Showing posts with label Philip Marlowe. Show all posts
Showing posts with label Philip Marlowe. Show all posts

Wednesday, July 29, 2015

The Long Goodbye

Author - Raymond Chandler
Genre - Detective, Hardboiled, Philip Marlowe, Crime, Murder
Source - Audiobook
Rating - 4
Read - July 2015

The Long Goodbye finds Marlowe at his most devil-may-care, at his most pungent, at his hardest, and at his most tender. He is going the extra mile, nay, the extra light-year for his friend, he is getting beaten to an inch of his life by the police, he is playing Steinitz in chess, and Chandler is, at one point almost sounding like literature (however much he might have detested me saying this).

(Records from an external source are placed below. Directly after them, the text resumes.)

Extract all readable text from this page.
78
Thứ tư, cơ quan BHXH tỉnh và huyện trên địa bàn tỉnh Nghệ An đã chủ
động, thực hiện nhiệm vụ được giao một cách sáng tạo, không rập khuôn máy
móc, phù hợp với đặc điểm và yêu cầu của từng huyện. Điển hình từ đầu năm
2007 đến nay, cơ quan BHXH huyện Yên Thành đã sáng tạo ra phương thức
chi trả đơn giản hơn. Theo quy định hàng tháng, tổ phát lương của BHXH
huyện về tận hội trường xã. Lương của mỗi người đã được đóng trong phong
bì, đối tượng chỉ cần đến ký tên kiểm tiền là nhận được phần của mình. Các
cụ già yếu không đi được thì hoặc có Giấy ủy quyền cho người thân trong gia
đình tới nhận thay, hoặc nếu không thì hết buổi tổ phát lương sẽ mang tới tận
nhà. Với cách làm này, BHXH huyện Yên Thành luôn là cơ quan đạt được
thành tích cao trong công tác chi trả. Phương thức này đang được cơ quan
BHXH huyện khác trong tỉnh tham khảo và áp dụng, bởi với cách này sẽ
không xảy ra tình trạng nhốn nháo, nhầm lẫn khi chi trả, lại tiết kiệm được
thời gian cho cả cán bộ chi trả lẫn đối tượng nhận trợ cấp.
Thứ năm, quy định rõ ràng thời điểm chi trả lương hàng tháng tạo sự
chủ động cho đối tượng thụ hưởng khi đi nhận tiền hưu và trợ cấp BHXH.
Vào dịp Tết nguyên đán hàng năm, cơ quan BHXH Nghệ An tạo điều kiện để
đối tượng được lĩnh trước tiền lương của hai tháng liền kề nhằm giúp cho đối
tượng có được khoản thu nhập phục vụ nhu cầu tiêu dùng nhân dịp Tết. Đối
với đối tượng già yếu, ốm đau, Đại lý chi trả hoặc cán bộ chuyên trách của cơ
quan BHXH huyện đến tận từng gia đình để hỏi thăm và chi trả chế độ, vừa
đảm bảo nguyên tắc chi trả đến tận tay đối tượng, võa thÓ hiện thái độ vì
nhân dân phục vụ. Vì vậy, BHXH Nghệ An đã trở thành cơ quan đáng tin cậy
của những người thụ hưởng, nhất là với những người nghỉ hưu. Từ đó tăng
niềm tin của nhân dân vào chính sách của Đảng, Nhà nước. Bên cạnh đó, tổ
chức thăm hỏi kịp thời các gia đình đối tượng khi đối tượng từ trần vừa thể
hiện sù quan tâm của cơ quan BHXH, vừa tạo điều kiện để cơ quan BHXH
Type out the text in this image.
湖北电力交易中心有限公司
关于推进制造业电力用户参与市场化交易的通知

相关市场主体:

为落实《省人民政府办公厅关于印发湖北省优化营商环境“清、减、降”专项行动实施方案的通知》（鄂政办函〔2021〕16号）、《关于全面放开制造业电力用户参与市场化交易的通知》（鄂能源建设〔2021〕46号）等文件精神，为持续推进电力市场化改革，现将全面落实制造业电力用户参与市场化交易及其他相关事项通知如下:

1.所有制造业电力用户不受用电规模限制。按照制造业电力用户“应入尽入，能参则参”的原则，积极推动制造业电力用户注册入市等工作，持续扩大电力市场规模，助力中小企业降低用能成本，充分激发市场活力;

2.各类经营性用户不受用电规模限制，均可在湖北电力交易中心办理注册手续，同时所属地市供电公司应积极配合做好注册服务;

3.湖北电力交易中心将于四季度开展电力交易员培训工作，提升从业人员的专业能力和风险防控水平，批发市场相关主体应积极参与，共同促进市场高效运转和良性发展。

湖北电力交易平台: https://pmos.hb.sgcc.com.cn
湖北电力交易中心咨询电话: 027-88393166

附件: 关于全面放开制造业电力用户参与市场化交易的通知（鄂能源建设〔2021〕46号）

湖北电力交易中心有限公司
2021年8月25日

But he was supposed to give back murder to the people who commit it, wasn't he?
I am happy with the sequence in which I read the three Chandlers. The Big Sleep is the big one- with big characters, big plotlines, even big holes in the plot. Then, The Lady in the Lake is clean as a whistle - there's a master at his peak - it's not as powerful as The Big Sleep, but with its ducks very much in order. And then this - Ray Chandler is a world-weary man now, pouring his vitriol at the readers. It is a magnificent experience.
Raymond Chandler is a magnificent experience.

Wednesday, July 15, 2015

The Lady in the Lake

Author - Raymond Chandler
Genre - Detective, Hardboiled, Philip Marlowe, Crime, Murder
Source - Audiobook
Rating - 4
Read - July 2015

Philip Marlowe is a private eye, it is his job, he is doing a job, he can do this job - and he is also seeing the world for what it is. Dreary. Bitter. Futile. He is making us look at our world. 
As a murder mystery, this is better, more intricate, more intelligent, more complete than 'The Big Sleep' (my impressions of that book are here), but that is a better, more compelling book. This isn't much worse though.
Read both. Read Chandler. Our world hasn't changed much in the last 70 years. One of the other books I have started is 'The Dark Knight Returns', and that one smells the same as this.
Ray Chandler is the Poet Laureate of Sleaze Street. Indeed, was the poet laureate of Sleaze Street, a position now taken up by Frank Miller. Here's to them both.

Saturday, March 7, 2015

The Big Sleep


Author: Raymond Chandler
Genre: Detective, Thriller, Hardboiled, Classic
Source: Audiobook
Rated: 5/5
Read: Jan-March 2015

Chandler’s writing is like a slap of crisp, hot breeze on the face, late on a tiring summer’s day – clean, brutal, uncompromising, and unforgettable. Clean, more than anything else. Sparse. Hard. And enough.
You know that this is genre fiction. And while reading it (and I have read only one Chandler earlier), you know that this is literature that is defeating the genre it is part of. You know that this is a classic. You are mesmerized. You are pulled. You carry on. You are carried on.

Raymond Chandler is the writer I want to write like.